Replying here many months late but I think this is the same thing that happened to my Mom's computer. She past away a year ago and now only my Dad uses it (mostly for e-mail). He noticed the monitor wouldn't bring up the display anymore a few days ago so called me for help about it. I thought the power supply had failed.
Went over to see it and first thing I saw when I opened the side panel was a small aluminum heatsink sitting on the bottom of the case. A wire runs through the middle and acts as a spring which is supposed to be held onto the mainboard by what looks like circuit jumpers with a hoop on top.
One of those was missing, then found after turning the case over and shaking some.
I was a little surprised to find this message here at bleepingcomputer.com when I searched for anything like this ever happening. Must be a manufacturing defect.

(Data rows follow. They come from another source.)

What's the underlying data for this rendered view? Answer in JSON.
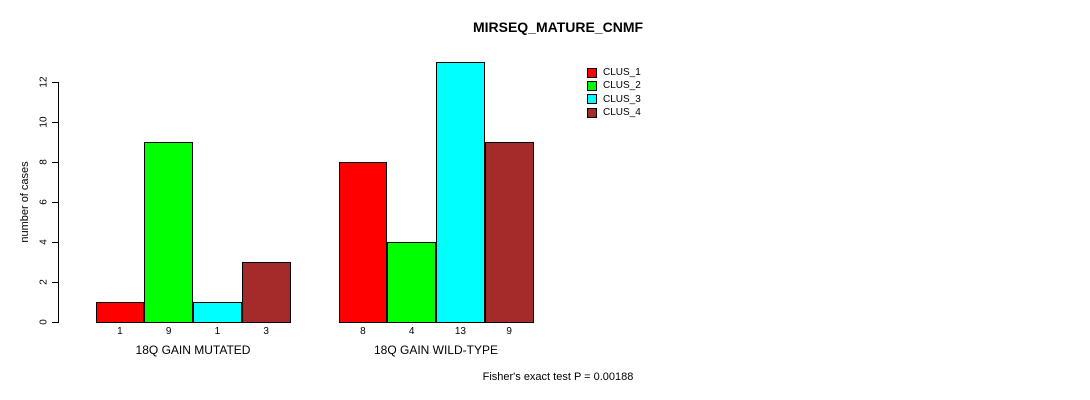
{
  "title": "MIRSEQ_MATURE_CNMF",
  "footnote": "Fisher's exact test P = 0.00188",
  "chart_data": {
    "type": "bar",
    "title": "MIRSEQ_MATURE_CNMF",
    "xlabel": "",
    "ylabel": "number of cases",
    "ylim": [
      0,
      13
    ],
    "yticks": [
      0,
      2,
      4,
      6,
      8,
      10,
      12
    ],
    "grid": false,
    "legend_position": "top-right",
    "categories": [
      "18Q GAIN MUTATED",
      "18Q GAIN WILD-TYPE"
    ],
    "series": [
      {
        "name": "CLUS_1",
        "color": "#FF0000",
        "values": [
          1,
          8
        ]
      },
      {
        "name": "CLUS_2",
        "color": "#00FF00",
        "values": [
          9,
          4
        ]
      },
      {
        "name": "CLUS_3",
        "color": "#00FFFF",
        "values": [
          1,
          13
        ]
      },
      {
        "name": "CLUS_4",
        "color": "#A52A2A",
        "values": [
          3,
          9
        ]
      }
    ],
    "bar_value_labels_shown": true,
    "annotation": "Fisher's exact test P = 0.00188"
  }
}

I put super glue onto the clip and pushed it back into the "CLIP2" holes where it had fallen out. Not long afterward I had the heatsink back in place, but before I did that I bent the wire spring to make it have less strain on the clips. No thermal paste available so I just slid the heatsink around on the chip surface hoping the old stuff would be good enough (was enough to be sticky).
Anyway... this wasn't the CPU. I don't know what it was. Any printing on it was covered up by the paste. It's almost in the middle of the board between the CPU (which has a large heatsink and fan attached) and the power supply connector.
I had to disconnect the PSU from the board while unplugged from the wall and reconnect it after plugging the power cord into the wall, otherwise not doing so left the condition of the computer the same as before. Once the power was going in and the mainboard connector (actually two, small and large ones) for the power supply was reconnected I got a green solid light from the back of the PSU and all was okay.
Unfortunately, upon moving the computer back to its place on the desk it happened again, blinking green light and no power up from the front button. So apparently if the power ever goes out this will keep happening, but for now the fix (disconnect/reconnect PSU mainboard wires) is good.
I should add that this computer was always on, never off, because it bothered my parents to need to wake the computer up. Probably very lucky it is okay after not having a heatsink on one of the chips for however long a time it was. Or maybe it just happened recently and that caused a nearly immediate shutdown(?).
Hope this helps anyone with one of these HP's if something goes wrong.

Might be a good idea to look inside them anyhow... but then who is going to know to do that without reading things like this message thread here??